Though any one can’t predict how the future will shake out, but we can surely make some educated guesses. As 2017 was a learning year, with amazing firsts coming from academic and laboratory settings. 2018 promises to be a year of more applied next generation technology that makes a difference in everyday life.Here are the few trending areas where you can look forward to technology changing your life in the New Year.
Virtual and augmented reality
Right now, virtual reality is a pretty isolating experience. You put on a headset and immerse yourself in a world that only you inhabit.
Frog visual designer Seth Mach wrote VR and AR will allow people to explore untold worlds together. They’ll get to play, work, and explore communally — in alternate realities. Soon, instead of being lone travellers on our augmented and virtual journeys, we’ll have friends along for the ride.
Internet coverage over the sea
Satellite communications companies like Iridium and SpaceX intend to dominate space technologies in 2018. Satellite-based internet is going to revolutionize rural and sea internet connections. Having great internet coverage over the sea has potential to change how we store data in the years to come.
The Economist says 2018 is the electric car tipping point because for the first time, without relying on subsidies, the total cost of ownership for an electric car is lower than for a traditional gas-powered vehicle.
The rise of blockchain technology
Frog strategists Kristina Phillips and Sally Darby believe the rise of blockchain technology won’t be limited to cryptocurrencies in 2018. They see it moving into much larger arenas of society, including government.
“Because it changes how votes are collected and minimizes the risk of fraud or manipulation, blockchain technology may be what helps more voices get heard in government matters and policy decisions,” they wrote. “By the 2018 midterm elections, we may just see an end to paper ballots altogether.”
Nanorobots in medicine
Frog interaction designer Tingyu Chen and solutions architect Jona Moore said “imagine you have a build-up of plaque in your arteries. Normally, you might take some vitamins to clear the blockage but in 2018, a doctor might slip a nanorobot down your throat to crawl through your system and eat the plaque itself.”

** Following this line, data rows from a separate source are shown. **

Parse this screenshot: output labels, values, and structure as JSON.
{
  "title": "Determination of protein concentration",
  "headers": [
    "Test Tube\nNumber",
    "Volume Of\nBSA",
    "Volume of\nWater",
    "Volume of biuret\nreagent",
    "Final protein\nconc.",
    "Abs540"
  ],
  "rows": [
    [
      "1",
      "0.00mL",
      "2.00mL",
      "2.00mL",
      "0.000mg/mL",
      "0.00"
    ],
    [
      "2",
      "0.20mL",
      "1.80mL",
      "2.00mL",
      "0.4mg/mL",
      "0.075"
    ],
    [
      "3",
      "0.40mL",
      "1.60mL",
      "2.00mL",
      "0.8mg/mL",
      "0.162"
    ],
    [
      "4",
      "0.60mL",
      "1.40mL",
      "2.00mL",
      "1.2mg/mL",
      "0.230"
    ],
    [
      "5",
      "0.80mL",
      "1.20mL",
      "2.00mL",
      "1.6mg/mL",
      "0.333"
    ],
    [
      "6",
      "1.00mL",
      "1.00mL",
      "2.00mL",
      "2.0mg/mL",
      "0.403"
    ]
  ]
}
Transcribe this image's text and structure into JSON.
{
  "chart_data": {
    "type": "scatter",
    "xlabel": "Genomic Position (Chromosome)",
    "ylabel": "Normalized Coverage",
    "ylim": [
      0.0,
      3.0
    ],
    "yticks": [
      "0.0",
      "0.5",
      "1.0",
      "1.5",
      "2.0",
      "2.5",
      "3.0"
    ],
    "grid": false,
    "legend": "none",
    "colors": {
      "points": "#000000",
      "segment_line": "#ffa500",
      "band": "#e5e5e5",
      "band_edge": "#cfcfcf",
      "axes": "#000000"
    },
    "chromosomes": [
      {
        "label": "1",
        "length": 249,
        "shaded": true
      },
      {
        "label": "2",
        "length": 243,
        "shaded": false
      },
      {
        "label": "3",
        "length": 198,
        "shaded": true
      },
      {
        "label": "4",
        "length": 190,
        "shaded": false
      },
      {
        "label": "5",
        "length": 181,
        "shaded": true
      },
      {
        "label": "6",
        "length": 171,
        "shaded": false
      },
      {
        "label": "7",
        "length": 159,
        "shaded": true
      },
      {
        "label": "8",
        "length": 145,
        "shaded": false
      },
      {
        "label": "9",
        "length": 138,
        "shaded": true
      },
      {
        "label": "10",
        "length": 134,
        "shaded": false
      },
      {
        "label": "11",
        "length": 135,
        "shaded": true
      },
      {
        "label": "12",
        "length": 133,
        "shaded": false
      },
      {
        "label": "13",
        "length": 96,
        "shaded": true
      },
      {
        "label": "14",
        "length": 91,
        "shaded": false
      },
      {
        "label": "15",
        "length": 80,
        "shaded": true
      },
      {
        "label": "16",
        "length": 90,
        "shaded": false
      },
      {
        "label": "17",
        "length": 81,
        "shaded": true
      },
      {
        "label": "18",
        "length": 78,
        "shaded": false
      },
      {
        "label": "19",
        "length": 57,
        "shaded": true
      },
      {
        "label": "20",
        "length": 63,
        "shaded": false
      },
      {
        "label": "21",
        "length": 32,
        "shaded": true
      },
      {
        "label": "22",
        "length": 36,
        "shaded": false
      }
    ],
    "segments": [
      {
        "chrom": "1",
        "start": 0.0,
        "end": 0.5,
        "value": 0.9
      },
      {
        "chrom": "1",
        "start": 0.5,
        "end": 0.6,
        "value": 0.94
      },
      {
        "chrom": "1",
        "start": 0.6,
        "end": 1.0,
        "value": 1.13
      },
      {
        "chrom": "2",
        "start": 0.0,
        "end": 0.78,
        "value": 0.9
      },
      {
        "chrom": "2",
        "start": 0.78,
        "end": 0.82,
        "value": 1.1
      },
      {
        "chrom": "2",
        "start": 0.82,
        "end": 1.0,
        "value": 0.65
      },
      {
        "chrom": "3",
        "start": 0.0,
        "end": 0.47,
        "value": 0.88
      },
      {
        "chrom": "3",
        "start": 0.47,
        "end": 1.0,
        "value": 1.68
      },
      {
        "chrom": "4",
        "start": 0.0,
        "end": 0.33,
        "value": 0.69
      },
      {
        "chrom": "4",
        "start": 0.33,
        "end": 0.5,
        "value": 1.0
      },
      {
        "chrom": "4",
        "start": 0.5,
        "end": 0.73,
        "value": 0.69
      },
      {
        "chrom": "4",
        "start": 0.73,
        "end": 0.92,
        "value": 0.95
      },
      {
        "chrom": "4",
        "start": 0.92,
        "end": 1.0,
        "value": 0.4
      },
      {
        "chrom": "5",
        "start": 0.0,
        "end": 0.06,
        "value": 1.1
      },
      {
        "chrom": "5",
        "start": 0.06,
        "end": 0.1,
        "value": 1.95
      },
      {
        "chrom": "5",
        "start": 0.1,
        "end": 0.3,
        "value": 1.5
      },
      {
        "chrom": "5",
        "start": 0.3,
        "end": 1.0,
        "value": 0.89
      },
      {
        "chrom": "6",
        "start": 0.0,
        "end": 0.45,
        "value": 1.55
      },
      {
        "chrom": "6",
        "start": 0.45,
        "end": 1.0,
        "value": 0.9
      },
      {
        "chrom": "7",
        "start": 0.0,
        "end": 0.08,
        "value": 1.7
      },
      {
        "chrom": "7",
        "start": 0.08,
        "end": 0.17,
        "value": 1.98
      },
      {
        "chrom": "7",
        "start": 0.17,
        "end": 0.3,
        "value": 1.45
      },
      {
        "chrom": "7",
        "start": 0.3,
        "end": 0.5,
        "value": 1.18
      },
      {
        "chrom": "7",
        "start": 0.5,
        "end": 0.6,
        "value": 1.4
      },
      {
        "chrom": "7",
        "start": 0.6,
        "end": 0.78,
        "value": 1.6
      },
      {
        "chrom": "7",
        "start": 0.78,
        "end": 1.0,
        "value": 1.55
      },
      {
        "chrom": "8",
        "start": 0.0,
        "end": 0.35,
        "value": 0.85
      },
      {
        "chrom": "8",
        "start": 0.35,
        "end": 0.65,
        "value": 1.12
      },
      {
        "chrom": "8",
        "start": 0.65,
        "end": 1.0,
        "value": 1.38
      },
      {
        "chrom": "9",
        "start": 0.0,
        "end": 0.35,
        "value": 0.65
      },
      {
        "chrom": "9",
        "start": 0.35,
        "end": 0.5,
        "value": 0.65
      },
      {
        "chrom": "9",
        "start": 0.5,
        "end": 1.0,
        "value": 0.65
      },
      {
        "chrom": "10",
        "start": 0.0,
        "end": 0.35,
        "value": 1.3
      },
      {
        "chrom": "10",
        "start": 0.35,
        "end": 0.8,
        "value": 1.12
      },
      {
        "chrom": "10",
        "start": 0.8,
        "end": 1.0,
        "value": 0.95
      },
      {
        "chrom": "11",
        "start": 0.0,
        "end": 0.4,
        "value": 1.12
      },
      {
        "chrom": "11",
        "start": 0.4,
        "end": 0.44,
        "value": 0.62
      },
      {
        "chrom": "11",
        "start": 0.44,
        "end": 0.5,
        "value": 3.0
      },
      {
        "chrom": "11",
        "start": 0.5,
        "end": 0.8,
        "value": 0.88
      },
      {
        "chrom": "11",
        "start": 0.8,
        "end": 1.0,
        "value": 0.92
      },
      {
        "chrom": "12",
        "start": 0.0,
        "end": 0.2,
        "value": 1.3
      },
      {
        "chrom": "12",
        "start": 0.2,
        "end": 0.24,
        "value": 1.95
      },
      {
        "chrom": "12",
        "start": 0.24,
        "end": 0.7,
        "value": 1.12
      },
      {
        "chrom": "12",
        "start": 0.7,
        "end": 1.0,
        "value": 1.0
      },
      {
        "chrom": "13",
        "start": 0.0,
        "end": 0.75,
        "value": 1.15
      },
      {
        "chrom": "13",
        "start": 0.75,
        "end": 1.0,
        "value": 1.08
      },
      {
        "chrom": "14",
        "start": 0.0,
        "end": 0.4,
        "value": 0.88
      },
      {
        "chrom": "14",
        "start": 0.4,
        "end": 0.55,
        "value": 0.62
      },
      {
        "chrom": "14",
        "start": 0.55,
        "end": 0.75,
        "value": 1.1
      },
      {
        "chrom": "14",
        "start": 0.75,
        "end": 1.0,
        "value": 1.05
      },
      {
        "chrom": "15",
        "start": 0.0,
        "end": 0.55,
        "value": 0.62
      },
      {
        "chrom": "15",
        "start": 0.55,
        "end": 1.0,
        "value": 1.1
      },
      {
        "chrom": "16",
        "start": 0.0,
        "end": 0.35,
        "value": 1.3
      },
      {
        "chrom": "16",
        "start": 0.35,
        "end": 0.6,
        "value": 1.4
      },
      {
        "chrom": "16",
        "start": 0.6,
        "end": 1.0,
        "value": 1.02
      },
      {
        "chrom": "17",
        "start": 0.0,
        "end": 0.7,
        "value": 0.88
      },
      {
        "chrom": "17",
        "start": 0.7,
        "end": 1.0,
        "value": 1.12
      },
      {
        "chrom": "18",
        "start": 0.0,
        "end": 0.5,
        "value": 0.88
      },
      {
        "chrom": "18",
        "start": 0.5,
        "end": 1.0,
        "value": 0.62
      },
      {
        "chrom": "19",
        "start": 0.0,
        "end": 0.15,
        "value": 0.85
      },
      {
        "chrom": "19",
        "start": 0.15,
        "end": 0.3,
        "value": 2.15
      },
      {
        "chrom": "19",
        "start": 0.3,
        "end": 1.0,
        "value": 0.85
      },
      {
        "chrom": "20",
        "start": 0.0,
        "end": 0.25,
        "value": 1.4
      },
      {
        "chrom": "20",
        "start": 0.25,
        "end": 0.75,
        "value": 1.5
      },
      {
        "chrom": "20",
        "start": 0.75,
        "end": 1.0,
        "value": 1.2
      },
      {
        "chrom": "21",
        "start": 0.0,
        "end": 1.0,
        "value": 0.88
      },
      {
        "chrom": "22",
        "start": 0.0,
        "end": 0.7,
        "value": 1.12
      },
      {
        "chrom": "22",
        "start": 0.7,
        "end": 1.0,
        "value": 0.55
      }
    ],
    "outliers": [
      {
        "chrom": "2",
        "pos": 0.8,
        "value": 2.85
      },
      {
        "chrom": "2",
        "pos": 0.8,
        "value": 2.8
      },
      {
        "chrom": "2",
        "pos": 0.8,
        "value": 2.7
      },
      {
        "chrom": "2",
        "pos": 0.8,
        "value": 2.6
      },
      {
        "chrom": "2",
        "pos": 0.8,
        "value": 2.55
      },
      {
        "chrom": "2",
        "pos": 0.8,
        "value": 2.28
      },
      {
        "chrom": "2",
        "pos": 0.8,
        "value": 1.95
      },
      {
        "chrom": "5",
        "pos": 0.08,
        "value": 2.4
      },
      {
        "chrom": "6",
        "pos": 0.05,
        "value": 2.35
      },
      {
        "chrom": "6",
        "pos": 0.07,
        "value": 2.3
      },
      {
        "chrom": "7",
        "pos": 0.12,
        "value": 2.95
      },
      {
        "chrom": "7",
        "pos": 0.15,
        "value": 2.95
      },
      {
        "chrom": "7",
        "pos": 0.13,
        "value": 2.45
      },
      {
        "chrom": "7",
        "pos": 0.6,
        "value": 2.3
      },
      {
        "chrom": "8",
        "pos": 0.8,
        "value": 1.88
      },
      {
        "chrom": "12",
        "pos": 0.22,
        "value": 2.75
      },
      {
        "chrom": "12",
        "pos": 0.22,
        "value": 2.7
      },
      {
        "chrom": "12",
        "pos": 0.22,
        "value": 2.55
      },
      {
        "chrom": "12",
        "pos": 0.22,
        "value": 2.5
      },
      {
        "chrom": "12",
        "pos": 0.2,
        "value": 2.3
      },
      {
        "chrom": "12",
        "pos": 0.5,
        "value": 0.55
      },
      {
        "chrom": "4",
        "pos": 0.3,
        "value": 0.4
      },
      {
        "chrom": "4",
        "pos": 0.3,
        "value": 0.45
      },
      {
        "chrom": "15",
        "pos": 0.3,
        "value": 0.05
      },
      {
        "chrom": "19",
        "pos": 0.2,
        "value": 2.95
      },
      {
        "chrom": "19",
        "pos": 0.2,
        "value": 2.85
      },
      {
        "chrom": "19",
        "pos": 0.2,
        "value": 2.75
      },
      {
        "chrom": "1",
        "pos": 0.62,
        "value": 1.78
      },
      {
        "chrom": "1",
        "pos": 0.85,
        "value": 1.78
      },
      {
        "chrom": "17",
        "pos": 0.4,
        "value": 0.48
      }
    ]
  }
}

“All the while, it will inform personalized, targeted, intelligent advice to help you get healthier,” they wrote of these nanorobots. “Trained to detect and treat different medical issues, edible health robots will also travel through the bloodstream to deliver important nutrients.”
Low-fidelity audio and visual sensors
Frog CEO Harry West believes the emergent trend in 2018 will be low-fidelity audio and visual sensors that can provide vital information about people’s behaviour without revealing any identifying information.
“We all know big data is big business,” he wrote. “It’s why our smart phones measure nearly every aspect of our existence, from how far we walk to how long we sleep.” The problem is, the data is too intrusive.
“Lo-fi sensors square our need for convenience with our desire for anonymity — better customer experiences without violating our privacy,” he wrote.